Sagent Runs Into Trouble With Lender

Company in default of $7 million in secured loans it received late last year.

Sagent Technology Inc. has been declared in default of $7 million in secured loans it received late last year, a move which could force the company to be sold.

The data warehousing and enterprise integration software vendor announced Friday that it received notice of the default from CDC Software Corp., a wholly-owned subsidiary of Chinadotcom Corp. CDC had loaned Sagent $7 million in October of last year and has declared the entire principal amount due, seizing $4 million from Sagents deposit accounts.

Sagent officials said in a statement that they plan to contest the action, noting that the company has kept current with interest payments on the debt and was not required to begin paying off the principal until Oct. 24, 2004.

Sagent is also seeking to refinance its existing debt or sell all or part of the companys assets, officials said.

CDC announced in a statement that it was taking action against Sagent "based upon the occurrence of certain events of default" under the terms of the loan.

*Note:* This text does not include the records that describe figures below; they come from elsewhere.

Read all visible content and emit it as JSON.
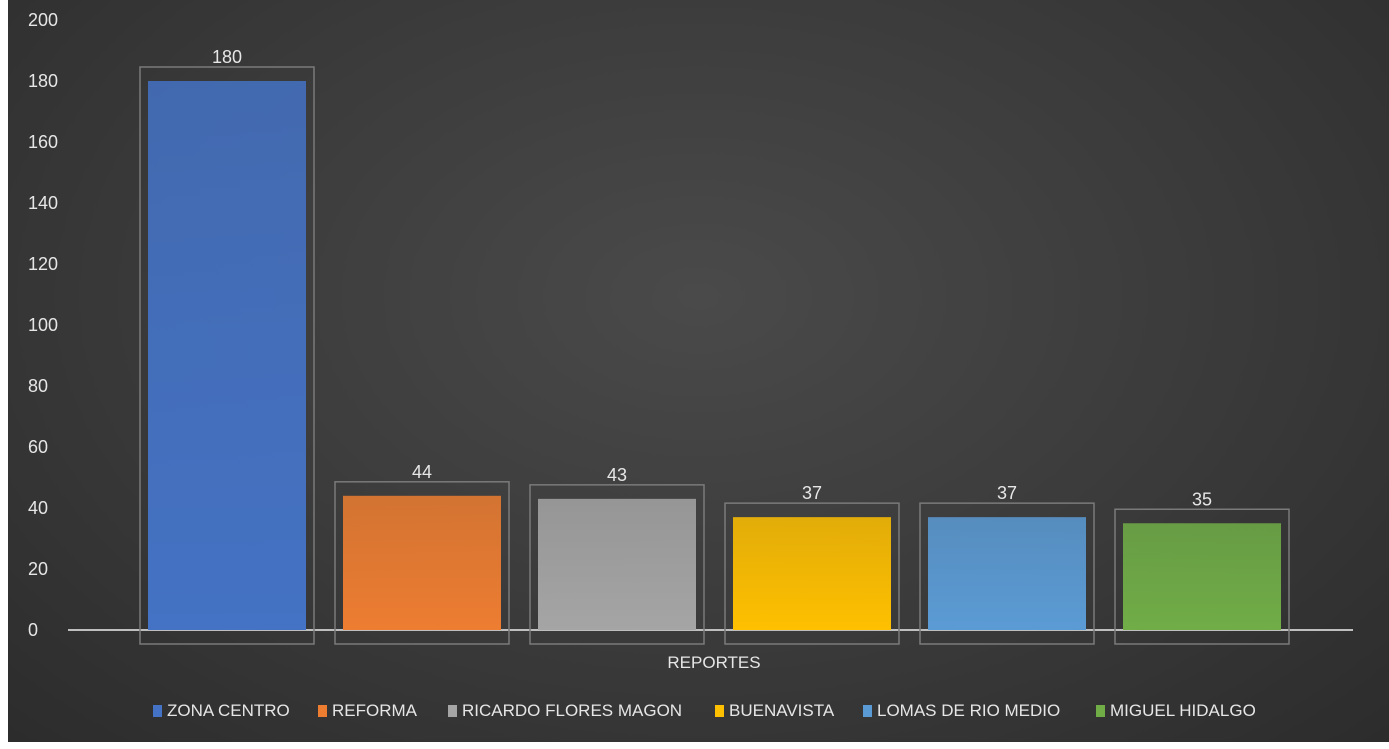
{
  "chart_data": {
    "type": "bar",
    "categories": [
      "REPORTES"
    ],
    "ylim": [
      0,
      200
    ],
    "yticks": [
      0,
      20,
      40,
      60,
      80,
      100,
      120,
      140,
      160,
      180,
      200
    ],
    "grid": false,
    "legend_position": "bottom",
    "series": [
      {
        "name": "ZONA CENTRO",
        "values": [
          180
        ],
        "color": "#4472c4"
      },
      {
        "name": "REFORMA",
        "values": [
          44
        ],
        "color": "#ed7d31"
      },
      {
        "name": "RICARDO FLORES MAGON",
        "values": [
          43
        ],
        "color": "#a5a5a5"
      },
      {
        "name": "BUENAVISTA",
        "values": [
          37
        ],
        "color": "#ffc000"
      },
      {
        "name": "LOMAS DE RIO MEDIO",
        "values": [
          37
        ],
        "color": "#5b9bd5"
      },
      {
        "name": "MIGUEL HIDALGO",
        "values": [
          35
        ],
        "color": "#70ad47"
      }
    ],
    "data_labels": [
      "180",
      "44",
      "43",
      "37",
      "37",
      "35"
    ]
  }
}
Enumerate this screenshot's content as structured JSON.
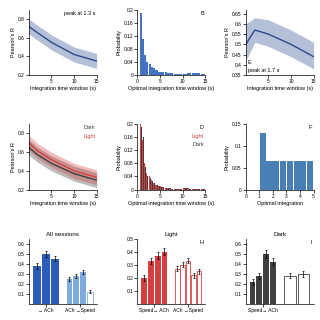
{
  "chart_data": [
    {
      "type": "line",
      "annotations": [
        "peak at 1.3 s"
      ],
      "xlabel": "Integration time window (s)",
      "ylabel": "Pearson's R",
      "x": [
        0,
        2,
        5,
        10,
        15
      ],
      "xlim": [
        0,
        15
      ],
      "xticks": [
        5,
        10,
        15
      ],
      "ylim": [
        0.2,
        0.9
      ],
      "yticks": [
        0.2,
        0.4,
        0.6,
        0.8
      ],
      "series": [
        {
          "color": "#2a4b8f",
          "values": [
            0.72,
            0.65,
            0.55,
            0.42,
            0.35
          ],
          "upper": [
            0.8,
            0.73,
            0.63,
            0.5,
            0.43
          ],
          "lower": [
            0.64,
            0.57,
            0.47,
            0.34,
            0.27
          ]
        }
      ]
    },
    {
      "type": "histogram",
      "annotations": [
        "B"
      ],
      "xlabel": "Optimal integration time window (s)",
      "ylabel": "Probability",
      "bins": [
        0,
        0.5,
        1,
        1.5,
        2,
        2.5,
        3,
        3.5,
        4,
        4.5,
        5,
        5.5,
        6,
        6.5,
        7,
        7.5,
        8,
        8.5,
        9,
        9.5,
        10,
        11,
        12,
        13,
        14,
        15
      ],
      "xlim": [
        0,
        15
      ],
      "xticks": [
        0,
        5,
        10,
        15
      ],
      "ylim": [
        0,
        0.2
      ],
      "yticks": [
        0,
        0.04,
        0.08,
        0.12,
        0.16,
        0.2
      ],
      "series": [
        {
          "color": "#4472c4",
          "values": [
            0,
            0.19,
            0.11,
            0.06,
            0.04,
            0.035,
            0.025,
            0.02,
            0.015,
            0.01,
            0.01,
            0.008,
            0.008,
            0.006,
            0.005,
            0.005,
            0.004,
            0.003,
            0.003,
            0.002,
            0.002,
            0.006,
            0.005,
            0.005,
            0.004
          ]
        }
      ]
    },
    {
      "type": "line",
      "annotations": [
        "E",
        "peak at 1.7 s"
      ],
      "xlabel": "Integration time window (s)",
      "ylabel": "Pearson's R",
      "x": [
        0,
        2,
        5,
        10,
        15
      ],
      "xlim": [
        0,
        15
      ],
      "xticks": [
        5,
        10,
        15
      ],
      "ylim": [
        0.35,
        0.67
      ],
      "yticks": [
        0.35,
        0.4,
        0.45,
        0.5,
        0.55,
        0.6,
        0.65
      ],
      "series": [
        {
          "color": "#2a4b8f",
          "values": [
            0.5,
            0.57,
            0.55,
            0.5,
            0.44
          ],
          "upper": [
            0.6,
            0.63,
            0.62,
            0.57,
            0.51
          ],
          "lower": [
            0.42,
            0.51,
            0.49,
            0.44,
            0.38
          ]
        }
      ]
    },
    {
      "type": "line",
      "xlabel": "Integration time window (s)",
      "ylabel": "Pearson's R",
      "x": [
        0,
        2,
        5,
        10,
        15
      ],
      "xlim": [
        0,
        15
      ],
      "xticks": [
        5,
        10,
        15
      ],
      "ylim": [
        0.2,
        0.9
      ],
      "yticks": [
        0.2,
        0.4,
        0.6,
        0.8
      ],
      "series": [
        {
          "name": "Dark",
          "color": "#404040",
          "values": [
            0.65,
            0.57,
            0.48,
            0.37,
            0.3
          ],
          "upper": [
            0.73,
            0.65,
            0.56,
            0.45,
            0.38
          ],
          "lower": [
            0.57,
            0.49,
            0.4,
            0.29,
            0.22
          ]
        },
        {
          "name": "Light",
          "color": "#d44040",
          "values": [
            0.7,
            0.61,
            0.52,
            0.4,
            0.33
          ],
          "upper": [
            0.78,
            0.69,
            0.6,
            0.48,
            0.41
          ],
          "lower": [
            0.62,
            0.53,
            0.44,
            0.32,
            0.25
          ]
        }
      ]
    },
    {
      "type": "histogram",
      "annotations": [
        "D"
      ],
      "xlabel": "Optimal integration time window (s)",
      "ylabel": "Probability",
      "bins": [
        0,
        0.5,
        1,
        1.5,
        2,
        2.5,
        3,
        3.5,
        4,
        4.5,
        5,
        5.5,
        6,
        6.5,
        7,
        7.5,
        8,
        8.5,
        9,
        10,
        11,
        12,
        13,
        14,
        15
      ],
      "xlim": [
        0,
        15
      ],
      "xticks": [
        0,
        5,
        10,
        15
      ],
      "ylim": [
        0,
        0.2
      ],
      "yticks": [
        0,
        0.04,
        0.08,
        0.12,
        0.16,
        0.2
      ],
      "series": [
        {
          "name": "Light",
          "color": "#d44040",
          "values": [
            0,
            0.2,
            0.15,
            0.08,
            0.05,
            0.04,
            0.03,
            0.02,
            0.015,
            0.01,
            0.01,
            0.008,
            0.006,
            0.005,
            0.004,
            0.003,
            0.003,
            0.002,
            0.002,
            0.005,
            0.004,
            0.003,
            0.003,
            0.002
          ]
        },
        {
          "name": "Dark",
          "color": "#404040",
          "values": [
            0,
            0.19,
            0.16,
            0.07,
            0.04,
            0.035,
            0.025,
            0.02,
            0.015,
            0.01,
            0.008,
            0.008,
            0.006,
            0.005,
            0.004,
            0.003,
            0.003,
            0.002,
            0.002,
            0.004,
            0.003,
            0.003,
            0.002,
            0.002
          ]
        }
      ]
    },
    {
      "type": "histogram",
      "annotations": [
        "F"
      ],
      "xlabel": "Optimal integration",
      "ylabel": "Probability",
      "bins": [
        0,
        0.5,
        1,
        1.5,
        2,
        2.5,
        3,
        3.5,
        4,
        4.5,
        5
      ],
      "xlim": [
        0,
        5
      ],
      "xticks": [
        0,
        1,
        2,
        3,
        4,
        5
      ],
      "ylim": [
        0,
        0.15
      ],
      "yticks": [
        0,
        0.05,
        0.1,
        0.15
      ],
      "series": [
        {
          "color": "#4a7fb5",
          "values": [
            0,
            0.0,
            0.13,
            0.065,
            0.065,
            0.065,
            0.065,
            0.065,
            0.065,
            0.065
          ]
        }
      ]
    },
    {
      "type": "bar",
      "title": "All sessions",
      "categories": [
        "→ ACh",
        "ACh →Speed"
      ],
      "ylim": [
        0,
        0.65
      ],
      "yticks": [
        0.1,
        0.2,
        0.3,
        0.4,
        0.5,
        0.6
      ],
      "groups": [
        [
          {
            "type": "bar",
            "color": "#2a5cb8",
            "values": [
              0.38,
              0.5,
              0.45
            ],
            "errors": [
              0.03,
              0.03,
              0.025
            ]
          }
        ],
        [
          {
            "type": "bar",
            "color": "#7faadd",
            "values": [
              0.25,
              0.28,
              0.32
            ],
            "errors": [
              0.02,
              0.02,
              0.02
            ]
          },
          {
            "type": "open_bar",
            "color": "#7faadd",
            "values": [
              0.12
            ],
            "errors": [
              0.015
            ]
          }
        ]
      ]
    },
    {
      "type": "bar",
      "title": "Light",
      "annotations": [
        "H"
      ],
      "categories": [
        "Speed→ ACh",
        "ACh →Speed"
      ],
      "ylim": [
        0,
        0.5
      ],
      "yticks": [
        0.1,
        0.2,
        0.3,
        0.4,
        0.5
      ],
      "groups": [
        [
          {
            "type": "bar",
            "color": "#d44040",
            "values": [
              0.2,
              0.33,
              0.37,
              0.4
            ],
            "errors": [
              0.025,
              0.025,
              0.025,
              0.025
            ]
          }
        ],
        [
          {
            "type": "open_bar",
            "color": "#d44040",
            "values": [
              0.27,
              0.3,
              0.33
            ],
            "errors": [
              0.02,
              0.02,
              0.02
            ]
          },
          {
            "type": "open_bar",
            "color": "#d44040",
            "values": [
              0.22,
              0.25
            ],
            "errors": [
              0.02,
              0.02
            ]
          }
        ]
      ]
    },
    {
      "type": "bar",
      "title": "Dark",
      "annotations": [
        "I"
      ],
      "categories": [
        "Speed→ ACh",
        null
      ],
      "ylim": [
        0,
        0.65
      ],
      "yticks": [
        0.1,
        0.2,
        0.3,
        0.4,
        0.5,
        0.6
      ],
      "groups": [
        [
          {
            "type": "bar",
            "color": "#404040",
            "values": [
              0.22,
              0.28,
              0.5,
              0.42
            ],
            "errors": [
              0.03,
              0.03,
              0.04,
              0.035
            ]
          }
        ],
        [
          {
            "type": "open_bar",
            "color": "#404040",
            "values": [
              0.28,
              0.3
            ],
            "errors": [
              0.025,
              0.03
            ]
          }
        ]
      ]
    }
  ]
}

It did not elaborate as to what those elements were.

CDC Software is the software development arm of Chinadotcom, the company that runs the Web site. CDC develops an enterprise application suite and localizes and resells other software vendors products in China and neighboring countries.

Last October, CDC and Sagent had also entered into a strategic partnership that called for CDC to resell Sagents technology in the Asia-Pacific region.

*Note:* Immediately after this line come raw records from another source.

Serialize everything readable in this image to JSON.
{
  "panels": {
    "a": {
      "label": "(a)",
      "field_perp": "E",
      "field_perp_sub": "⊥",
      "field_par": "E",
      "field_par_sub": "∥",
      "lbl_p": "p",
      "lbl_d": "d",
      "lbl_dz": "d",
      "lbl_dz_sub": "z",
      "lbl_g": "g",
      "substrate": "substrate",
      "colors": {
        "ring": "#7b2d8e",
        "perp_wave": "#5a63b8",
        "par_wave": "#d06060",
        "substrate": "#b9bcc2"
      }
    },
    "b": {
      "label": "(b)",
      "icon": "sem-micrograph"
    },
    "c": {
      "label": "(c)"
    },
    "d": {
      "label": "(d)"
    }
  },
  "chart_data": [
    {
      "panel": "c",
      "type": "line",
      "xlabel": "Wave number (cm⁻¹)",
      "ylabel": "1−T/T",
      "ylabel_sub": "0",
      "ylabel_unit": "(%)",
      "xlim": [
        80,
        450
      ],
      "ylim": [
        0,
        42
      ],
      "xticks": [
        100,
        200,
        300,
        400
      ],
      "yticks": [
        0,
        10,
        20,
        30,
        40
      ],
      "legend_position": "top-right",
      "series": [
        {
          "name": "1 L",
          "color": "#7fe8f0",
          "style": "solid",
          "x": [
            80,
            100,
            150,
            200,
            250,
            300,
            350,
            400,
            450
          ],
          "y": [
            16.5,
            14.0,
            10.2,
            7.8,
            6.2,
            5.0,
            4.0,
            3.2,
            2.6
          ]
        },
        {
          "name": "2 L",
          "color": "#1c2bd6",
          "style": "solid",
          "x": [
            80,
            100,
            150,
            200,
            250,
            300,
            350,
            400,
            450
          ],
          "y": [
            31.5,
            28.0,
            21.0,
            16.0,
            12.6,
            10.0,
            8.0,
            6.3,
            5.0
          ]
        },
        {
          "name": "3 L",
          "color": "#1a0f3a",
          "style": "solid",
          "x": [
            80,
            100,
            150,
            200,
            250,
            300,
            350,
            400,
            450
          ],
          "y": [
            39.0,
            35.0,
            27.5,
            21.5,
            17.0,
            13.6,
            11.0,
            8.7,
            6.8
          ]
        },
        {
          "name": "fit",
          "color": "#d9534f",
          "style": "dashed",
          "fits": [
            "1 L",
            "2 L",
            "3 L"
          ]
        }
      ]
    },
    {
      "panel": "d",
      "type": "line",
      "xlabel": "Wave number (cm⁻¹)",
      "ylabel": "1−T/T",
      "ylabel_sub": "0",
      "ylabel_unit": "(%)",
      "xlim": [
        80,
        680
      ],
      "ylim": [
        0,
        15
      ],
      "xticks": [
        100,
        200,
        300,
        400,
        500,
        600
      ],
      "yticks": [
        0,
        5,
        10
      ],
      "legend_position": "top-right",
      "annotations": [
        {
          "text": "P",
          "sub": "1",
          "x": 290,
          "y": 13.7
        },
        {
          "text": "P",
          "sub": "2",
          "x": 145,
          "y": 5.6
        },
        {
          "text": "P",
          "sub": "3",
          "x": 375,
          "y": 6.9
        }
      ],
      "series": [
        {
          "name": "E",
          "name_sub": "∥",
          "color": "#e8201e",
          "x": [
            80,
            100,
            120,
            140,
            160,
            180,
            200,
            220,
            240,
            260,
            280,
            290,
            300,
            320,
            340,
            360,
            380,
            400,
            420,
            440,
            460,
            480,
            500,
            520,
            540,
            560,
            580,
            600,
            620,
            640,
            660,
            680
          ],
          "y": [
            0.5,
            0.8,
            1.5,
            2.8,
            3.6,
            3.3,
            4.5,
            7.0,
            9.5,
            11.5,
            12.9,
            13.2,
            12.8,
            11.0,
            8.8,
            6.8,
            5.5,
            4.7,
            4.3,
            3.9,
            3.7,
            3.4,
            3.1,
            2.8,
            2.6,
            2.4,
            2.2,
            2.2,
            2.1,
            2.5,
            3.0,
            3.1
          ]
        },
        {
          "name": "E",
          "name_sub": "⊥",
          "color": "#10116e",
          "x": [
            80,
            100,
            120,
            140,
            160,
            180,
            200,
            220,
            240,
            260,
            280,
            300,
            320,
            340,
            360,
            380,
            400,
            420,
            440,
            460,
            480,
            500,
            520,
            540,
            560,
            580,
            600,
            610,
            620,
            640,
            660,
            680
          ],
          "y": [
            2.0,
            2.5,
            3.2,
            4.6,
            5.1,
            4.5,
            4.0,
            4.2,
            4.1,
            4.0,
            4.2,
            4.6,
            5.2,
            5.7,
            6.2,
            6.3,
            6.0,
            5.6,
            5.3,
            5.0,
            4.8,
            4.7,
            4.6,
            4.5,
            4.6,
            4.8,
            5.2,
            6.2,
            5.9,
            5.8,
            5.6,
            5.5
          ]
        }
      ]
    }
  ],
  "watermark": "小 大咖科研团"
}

Sagent Chairman and CEO Andre Boisvert said at the time that Asia-Pacific was Sagents fastest-growing geographical market and the CDC partnership would help expand the Mountain View, Calif.-based companys market reach.

The $7 million loan CDC made to Sagent at that time was intended to help Sagent generate positive cashflow from operations, Boisvert said then.

In its most recent quarter ended Dec. 31, Sagent reported a net loss of $2.8 million on $8.5 million in revenues. The company lost $2.1 million from operations.